Twelve and a half years ago (I hope that it's not still online and I certainly wouldn't link if it is), I wrote some essentially meaningless and vaguely positive words - on a website that at the time was greatly inspiring and changing the way I saw music and the world - about a really bad and embarrassing 1978-ish Jethro Tull live album. And I may never forget it. The memory of everything about it makes me shudder to this day. The moment it appeared I knew I'd made a grave mistake. But now - at last - I know why I did it.
At that moment, certainly for someone like me who'd grown up entirely in that time and had latterly been ensconced almost entirely in the NME-led world, anything to do with progressive rock or folk-rock, let alone both, still residually wasn't - certainly hadn't been at all until very recently - allowed, to the point where even the bad stuff had a misleading exoticism about it (actually, even that isn't the main reason I listened to the songs and wrote the piece; that was personal, and I have no intention of writing about any of it here). We forget now just how powerful the NME consensus was in the twenty years after punk, how much power one set of ideas and one set of gatekeepers could have in one fairly closed-off country (on the Momus newsgroup in 1999, I was astonished that a Swedish contributor could like both Yes and bands who were part of that consensus, little realising that in the US and continental Europe it had long been commonplace), and how much music that is now accepted in the canon was seen as politically suspect, even vaguely fascist (case in point: I only discovered recently the folk-song origins of Saint Etienne's "Like a Motorway"; further case in point, the folk-influenced stuff that is right at the top of the pop charts now that is politically suspect and even vaguely fascist would have been beyond anyone's imagination in the long-shadows-on-county-grounds age). Accordingly, that lack of understanding produced an inability to tell the good from the bad.
The internet was a very, very long way from what it is now, and not having heard it from older relatives, I'd still barely heard any of the actual music, just knew about it as a vaguely untouchable piece of the past (I don't think I'd even used Napster yet; I was still on mp3 newsgroup trawling and I hadn't done much of that). We were at such an early stage of assessing the prog and folk-rock legacies - and, arguably, what had happened in and to Britain from 1964-79 (which those genres feel fully part of in a way that the most blatantly proto-Blairite bands, the Frees and Zeps and Purples, somehow and probably misleadingly do not) behind the obvious headlines of devaluation and strikes and emergent monetarism - that it was inevitable that some bad stuff would have excuses made for it on the way. It was an inevitable error on the path to true understanding, a piece of collateral damage that comes with something seeming so weirdly new, after being so forbidden for so long, that it is impossible to fully grasp, as yet, where it went right and where it went wrong.

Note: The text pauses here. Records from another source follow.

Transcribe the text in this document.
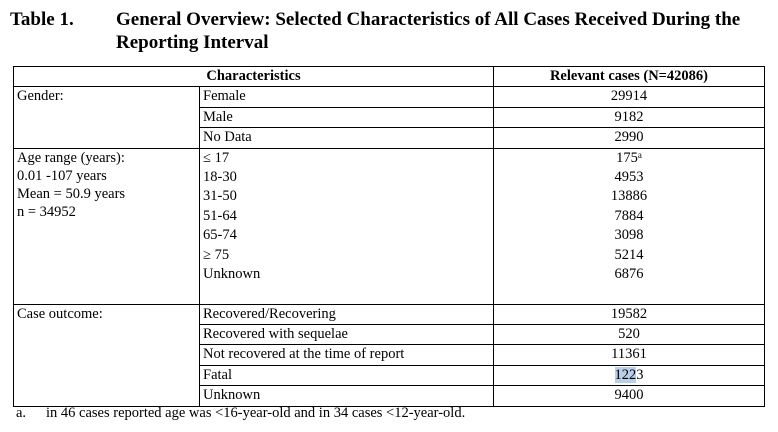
Table 1. General Overview: Selected Characteristics of All Cases Received During the Reporting Interval
Characteristics		Relevant cases (N=42086)
Gender:	Female	29914
	Male	9182
	No Data	2990

Age range (years):
0.01 -107 years
Mean = 50.9 years
n = 34952	≤ 17	175$^a$
	18-30	4953
	31-50	13886
	51-64	7884
	65-74	3098
	≥ 75	5214
	Unknown	6876

Case outcome:	Recovered/Recovering	19582
	Recovered with sequelae	520
	Not recovered at the time of report	11361
	Fatal	1223
	Unknown	9400
a. in 46 cases reported age was <16-year-old and in 34 cases <12-year-old.
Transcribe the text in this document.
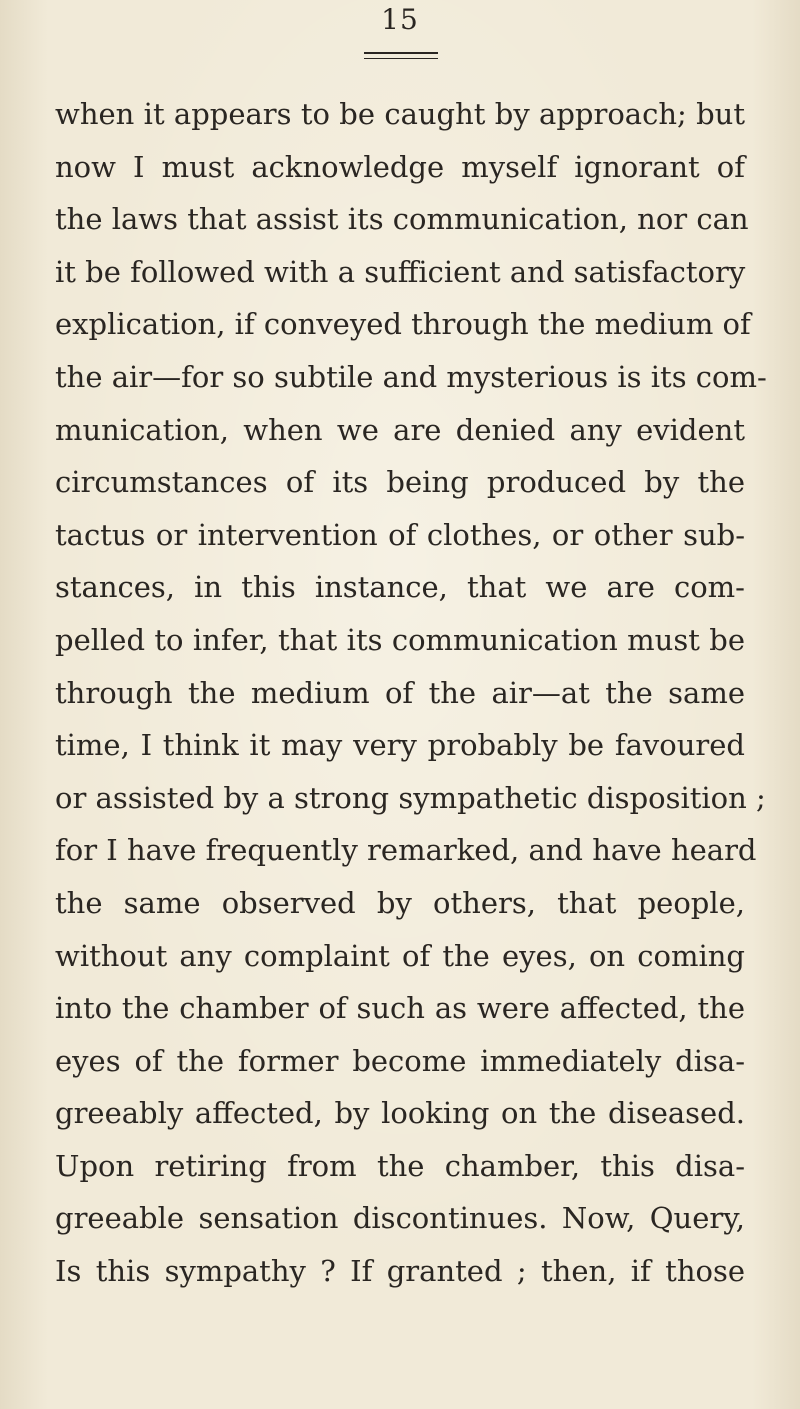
15
when it appears to be caught by approach; but
now I must acknowledge myself ignorant of
the laws that assist its communication, nor can
it be followed with a sufficient and satisfactory
explication, if conveyed through the medium of
the air—for so subtile and mysterious is its com-
munication, when we are denied any evident
circumstances of its being produced by the
tactus or intervention of clothes, or other sub-
stances, in this instance, that we are com-
pelled to infer, that its communication must be
through the medium of the air—at the same
time, I think it may very probably be favoured
or assisted by a strong sympathetic disposition ;
for I have frequently remarked, and have heard
the same observed by others, that people,
without any complaint of the eyes, on coming
into the chamber of such as were affected, the
eyes of the former become immediately disa-
greeably affected, by looking on the diseased.
Upon retiring from the chamber, this disa-
greeable sensation discontinues. Now, Query,
Is this sympathy ? If granted ; then, if those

It is probably inevitable that such false equations - misguidedly defending the indefensible out of blanket opposition to older prejudices - will be made while those older prejudices are still being shaken off and we can't really understand them yet. It's probably inevitable in every field and every walk of life. In some ways, it's a reassuring sign of my basic humanity that I have such an example in my own past. It doesn't make it any more calming to remember, but writing this has cleared some of the ghosts. And if I didn't think I could do that, I'd never write here at all.